Voluntary Sector North West chief calls for extension to Transforming Local Infrastructure spending deadline

Richard Caulfield says the September cut-off should be pushed back to March 2014 to allow infrastructure organisations to better use the money allocated to them

Richard Caulfield
Richard Caulfield

Richard Caulfield, chief executive of the regional network Voluntary Sector North West, has called on the government to extend the time that organisations have to spend money allocated under the Transforming Local Infrastructure programme so it can be used more effectively.

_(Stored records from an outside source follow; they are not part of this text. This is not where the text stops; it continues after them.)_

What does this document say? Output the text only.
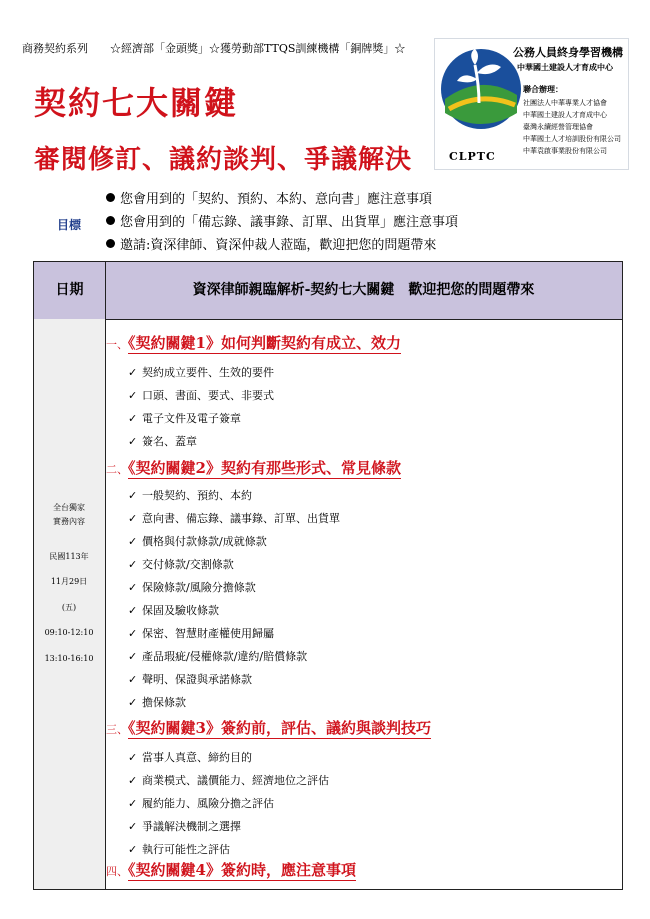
商務契約系列 ☆經濟部「金頭獎」☆獲勞動部TTQS訓練機構「銅牌獎」☆
契約七大關鍵
審閱修訂、議約談判、爭議解決	CLPTC
公務人員終身學習機構
中華國土建設人才育成中心
聯合辦理：
社團法人中華專業人才協會
中華國土建設人才育成中心
臺灣永續經營管理協會
中華國土人才培訓股份有限公司
中華袁啟事業股份有限公司
目標
您會用到的「契約、預約、本約、意向書」應注意事項
您會用到的「備忘錄、議事錄、訂單、出貨單」應注意事項
邀請:資深律師、資深仲裁人蒞臨，歡迎把您的問題帶來
日期	資深律師親臨解析-契約七大關鍵　歡迎把您的問題帶來
全台獨家
實務內容
民國113年
11月29日
(五)
09:10-12:10
13:10-16:10
一、《契約關鍵1》如何判斷契約有成立、效力
✓ 契約成立要件、生效的要件
✓ 口頭、書面、要式、非要式
✓ 電子文件及電子簽章
✓ 簽名、蓋章
二、《契約關鍵2》契約有那些形式、常見條款
✓ 一般契約、預約、本約
✓ 意向書、備忘錄、議事錄、訂單、出貨單
✓ 價格與付款條款/成就條款
✓ 交付條款/交割條款
✓ 保險條款/風險分擔條款
✓ 保固及驗收條款
✓ 保密、智慧財產權使用歸屬
✓ 產品瑕疵/侵權條款/違約/賠償條款
✓ 聲明、保證與承諾條款
✓ 擔保條款
三、《契約關鍵3》簽約前，評估、議約與談判技巧
✓ 當事人真意、締約目的
✓ 商業模式、議價能力、經濟地位之評估
✓ 履約能力、風險分擔之評估
✓ 爭議解決機制之選擇
✓ 執行可能性之評估
四、《契約關鍵4》簽約時，應注意事項
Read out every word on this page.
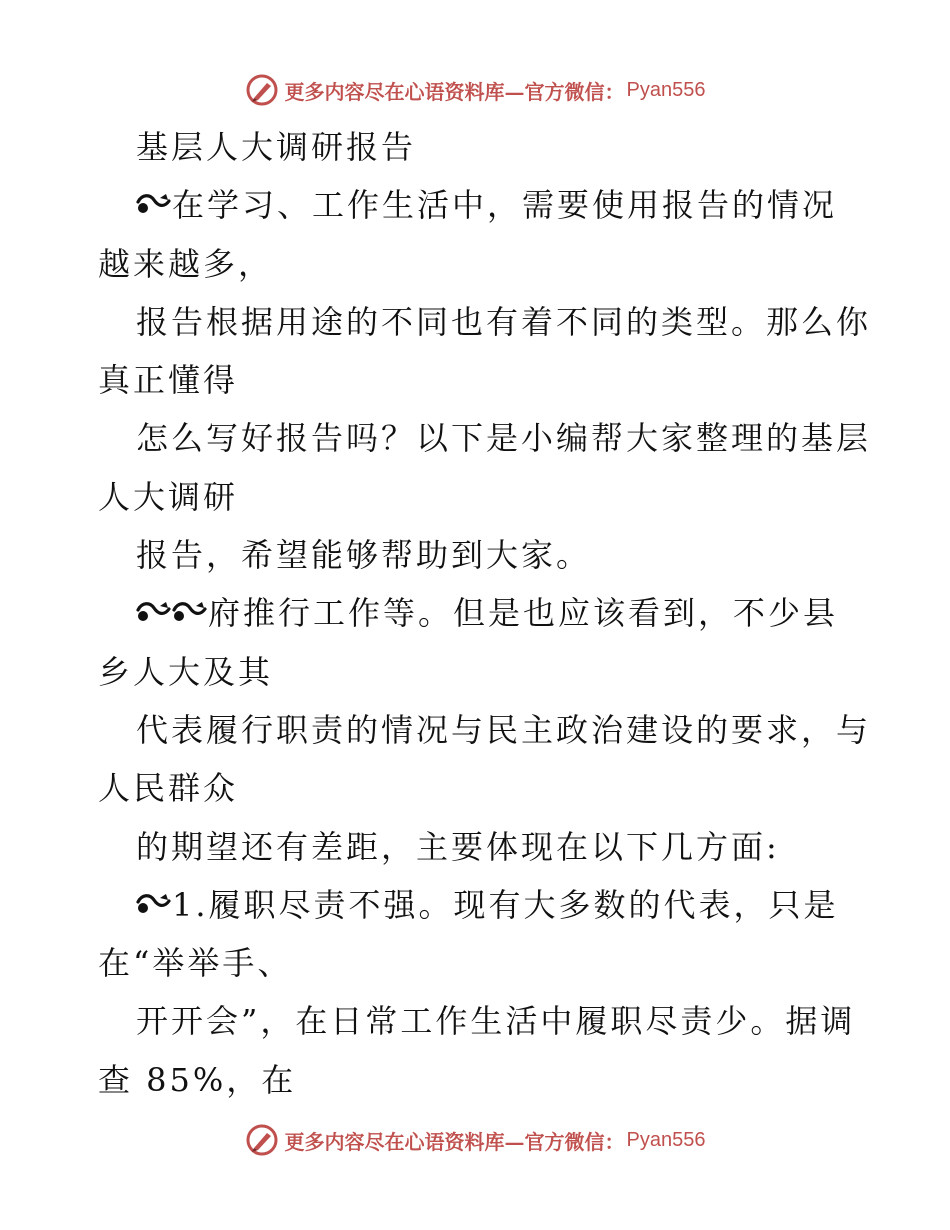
更多内容尽在心语资料库—官方微信： Pyan556
基层人大调研报告
在学习、工作生活中，需要使用报告的情况
越来越多，
报告根据用途的不同也有着不同的类型。那么你
真正懂得
怎么写好报告吗？以下是小编帮大家整理的基层
人大调研
报告，希望能够帮助到大家。
府推行工作等。但是也应该看到，不少县
乡人大及其
代表履行职责的情况与民主政治建设的要求，与
人民群众
的期望还有差距，主要体现在以下几方面:
1.履职尽责不强。现有大多数的代表，只是
在“举举手、
开开会”，在日常工作生活中履职尽责少。据调
查 85%，在
更多内容尽在心语资料库—官方微信： Pyan556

The Cabinet Office announced last year that 72 partnerships had been awarded a share of £30m from the fund. The fund was set up to help infrastructure organisations work together more closely and is being administered by the Big Fund, the non-lottery funding operation of the Big Lottery Fund.

Successful bidders were told that they had until September this year to spend the grants they were given. But in a letter to Nick Hurd, the Minister for Civil Society, Caulfield said there was a strong case to push back the deadline for spending the money until March next year.

"I have worked closely with several of the projects and have a working knowledge of the rest of the 16 north-west based projects, and I believe action is needed now to ensure that the government’s investment has maximum impact," wrote Caulfield.

He said the deadline was counterintuitive and did not support sharing among organisations. "The way grant funding with a short timeframe works is that it doesn't reward collaboration and efficiency very well," he said.

It was only now that organisations were starting to trade knowledge, he said, but there was no incentive for TLI partnerships to try to save money by engaging in cross-partnership collaboration, because they needed to get on and spend their grants.

Caulfield told Third Sector that he did not believe organisations would have any trouble spending the money by the September deadline, but it could be used more effectively if the cut-off point was pushed back.

He said the fact that the extended deadline would still fall in the same financial year meant that it should not be too difficult for government to comply. 

A Cabinet Office spokesman said that although flexibility was built into the programme to allow for changing circumstances, most projects were on track and the timetable "cannot be changed at this late stage". 

He said: "The successful TLI applicants put forward ambitious and achievable plans for transformation and the timetable for the programme has been clear from the outset.

"TLI projects should always adopt the best-value approach: if objectives can be met in a more cost-effective way, for example through collaboration, then they should be, and the reallocation of any money saved should be discussed with their grant officer."